The rate of wage growth (on average) is outstripping inflation, but many households will face a hike in mortgage payments as they come to the end of fixed-rate deals in 2024. This means that consumers will likely remain cautious about spending throughout 2024 and this will limit economic growth.

The potential for prolonged escalation of the Israel/Gaza conflict will likely result in a return to higher inflation. With UK prospects for growth already limited, any disruption is likely to drive inflation higher and economic growth lower. This results in ‘stagflation’: an economy that is not growing, coupled with rising costs of food, fuel and clothing.

Stagflation is considered by economists to be more damaging to an economy than a recession, as it combines all the negative effects of recession with a higher cost of living. Stagflation can lead to rising unemployment and lower real wages.

Figure 3. GDP growth index 2020–23


At the time of writing, wage rates are rising in the UK faster than inflation, and unemployment is low. Workers’ demand for increased wages is in response to the rising cost of living.

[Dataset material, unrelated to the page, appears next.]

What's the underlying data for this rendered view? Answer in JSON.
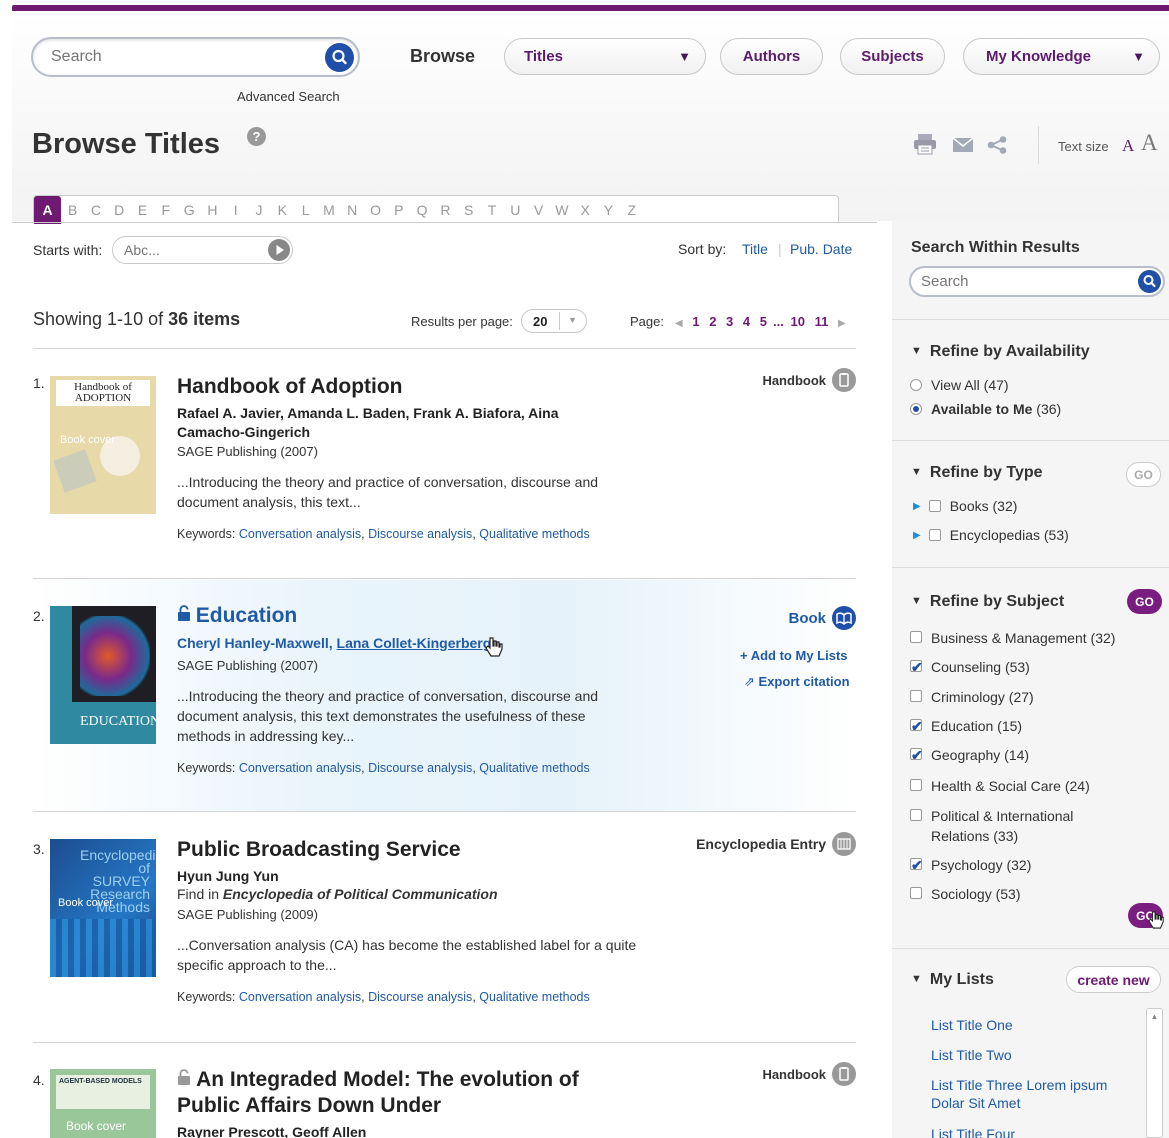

This is a significant issue for the economy, because one of the major components of businesses’ costs of production is their wage bill. This increased cost could be pushed onto consumers, which could keep prices rising.

The combined effect of EU exit and the Covid pandemic has created a skills shortage in the UK. There are fewer workers available, both from the EU and from the domestic workforce – one reason being that almost 8.7 million workers aged 16–64 are now economically inactive.

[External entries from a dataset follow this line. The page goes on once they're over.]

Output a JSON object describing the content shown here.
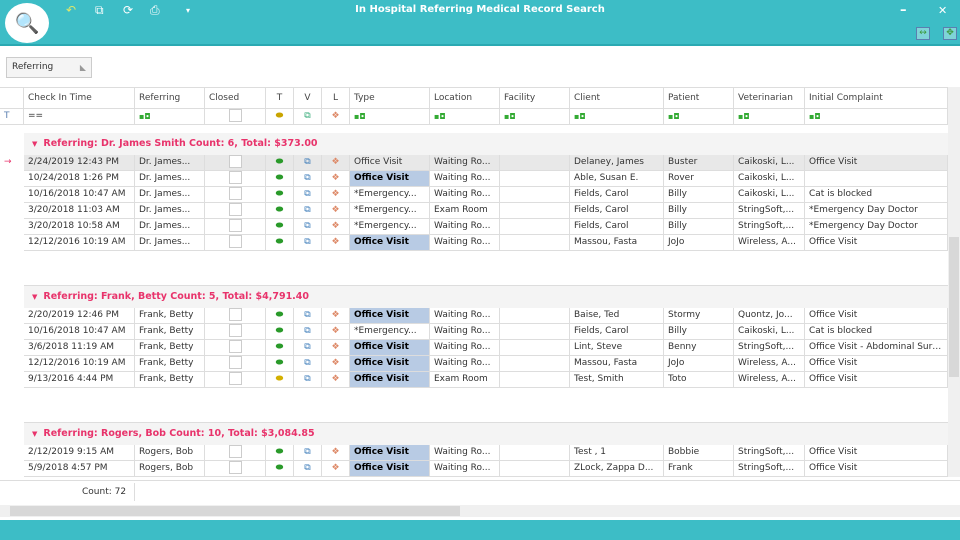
{
  "window": {
    "title": "In Hospital Referring Medical Record Search",
    "minimize": "–",
    "close": "✕"
  },
  "toolbar": {
    "icons": [
      "undo-icon",
      "visit-icon",
      "refresh-icon",
      "print-icon",
      "dropdown-icon"
    ]
  },
  "group_panel": {
    "label": "Referring"
  },
  "columns": [
    "",
    "Check In Time",
    "Referring",
    "Closed",
    "T",
    "V",
    "L",
    "Type",
    "Location",
    "Facility",
    "Client",
    "Patient",
    "Veterinarian",
    "Initial Complaint"
  ],
  "filter": {
    "check_in": "=="
  },
  "groups": [
    {
      "header": "Referring: Dr. James Smith Count: 6, Total: $373.00",
      "rows": [
        {
          "time": "2/24/2019 12:43 PM",
          "ref": "Dr. James...",
          "type": "Office Visit",
          "type_hl": false,
          "loc": "Waiting Ro...",
          "client": "Delaney, James",
          "patient": "Buster",
          "vet": "Caikoski, L...",
          "complaint": "Office Visit",
          "t": "green",
          "current": true
        },
        {
          "time": "10/24/2018 1:26 PM",
          "ref": "Dr. James...",
          "type": "Office Visit",
          "type_hl": true,
          "loc": "Waiting Ro...",
          "client": "Able, Susan E.",
          "patient": "Rover",
          "vet": "Caikoski, L...",
          "complaint": "",
          "t": "green"
        },
        {
          "time": "10/16/2018 10:47 AM",
          "ref": "Dr. James...",
          "type": "*Emergency...",
          "type_hl": false,
          "loc": "Waiting Ro...",
          "client": "Fields, Carol",
          "patient": "Billy",
          "vet": "Caikoski, L...",
          "complaint": "Cat is blocked",
          "t": "green"
        },
        {
          "time": "3/20/2018 11:03 AM",
          "ref": "Dr. James...",
          "type": "*Emergency...",
          "type_hl": false,
          "loc": "Exam Room",
          "client": "Fields, Carol",
          "patient": "Billy",
          "vet": "StringSoft,...",
          "complaint": "*Emergency Day Doctor",
          "t": "green"
        },
        {
          "time": "3/20/2018 10:58 AM",
          "ref": "Dr. James...",
          "type": "*Emergency...",
          "type_hl": false,
          "loc": "Waiting Ro...",
          "client": "Fields, Carol",
          "patient": "Billy",
          "vet": "StringSoft,...",
          "complaint": "*Emergency Day Doctor",
          "t": "green"
        },
        {
          "time": "12/12/2016 10:19 AM",
          "ref": "Dr. James...",
          "type": "Office Visit",
          "type_hl": true,
          "loc": "Waiting Ro...",
          "client": "Massou, Fasta",
          "patient": "JoJo",
          "vet": "Wireless, A...",
          "complaint": "Office Visit",
          "t": "green"
        }
      ]
    },
    {
      "header": "Referring: Frank, Betty Count: 5, Total: $4,791.40",
      "rows": [
        {
          "time": "2/20/2019 12:46 PM",
          "ref": "Frank, Betty",
          "type": "Office Visit",
          "type_hl": true,
          "loc": "Waiting Ro...",
          "client": "Baise, Ted",
          "patient": "Stormy",
          "vet": "Quontz, Jo...",
          "complaint": "Office Visit",
          "t": "green"
        },
        {
          "time": "10/16/2018 10:47 AM",
          "ref": "Frank, Betty",
          "type": "*Emergency...",
          "type_hl": false,
          "loc": "Waiting Ro...",
          "client": "Fields, Carol",
          "patient": "Billy",
          "vet": "Caikoski, L...",
          "complaint": "Cat is blocked",
          "t": "green"
        },
        {
          "time": "3/6/2018 11:19 AM",
          "ref": "Frank, Betty",
          "type": "Office Visit",
          "type_hl": true,
          "loc": "Waiting Ro...",
          "client": "Lint, Steve",
          "patient": "Benny",
          "vet": "StringSoft,...",
          "complaint": "Office Visit - Abdominal Surgery",
          "t": "green"
        },
        {
          "time": "12/12/2016 10:19 AM",
          "ref": "Frank, Betty",
          "type": "Office Visit",
          "type_hl": true,
          "loc": "Waiting Ro...",
          "client": "Massou, Fasta",
          "patient": "JoJo",
          "vet": "Wireless, A...",
          "complaint": "Office Visit",
          "t": "green"
        },
        {
          "time": "9/13/2016 4:44 PM",
          "ref": "Frank, Betty",
          "type": "Office Visit",
          "type_hl": true,
          "loc": "Exam Room",
          "client": "Test, Smith",
          "patient": "Toto",
          "vet": "Wireless, A...",
          "complaint": "Office Visit",
          "t": "yellow"
        }
      ]
    },
    {
      "header": "Referring: Rogers, Bob Count: 10, Total: $3,084.85",
      "rows": [
        {
          "time": "2/12/2019 9:15 AM",
          "ref": "Rogers, Bob",
          "type": "Office Visit",
          "type_hl": true,
          "loc": "Waiting Ro...",
          "client": "Test , 1",
          "patient": "Bobbie",
          "vet": "StringSoft,...",
          "complaint": "Office Visit",
          "t": "green"
        },
        {
          "time": "5/9/2018 4:57 PM",
          "ref": "Rogers, Bob",
          "type": "Office Visit",
          "type_hl": true,
          "loc": "Waiting Ro...",
          "client": "ZLock, Zappa D...",
          "patient": "Frank",
          "vet": "StringSoft,...",
          "complaint": "Office Visit",
          "t": "green"
        }
      ]
    }
  ],
  "footer": {
    "count_label": "Count:",
    "count": "72"
  },
  "colors": {
    "titlebar": "#3dbdc6",
    "group_header": "#e8336b",
    "type_highlight": "#b8cbe4"
  }
}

Tighter labour markets mean workers can negotiate higher wages. But if economic growth remains low and inflation continues, demand within the economy will drop and unemployment could rise.

Figure 4. UK percentage wage growth 2020–2023


Barring the risk of an escalation of hostilities in the Middle East, 2024 appears to be a year of flat GDP growth and gradually reducing inflation.

Living standards will continue to be squeezed throughout the year.

Interest rates are likely to come down gradually. But the Bank of England will be watching the inflation data closely and is likely to take a cautious approach to these reductions, particularly if the Government announces tax cuts in the run-up to an election.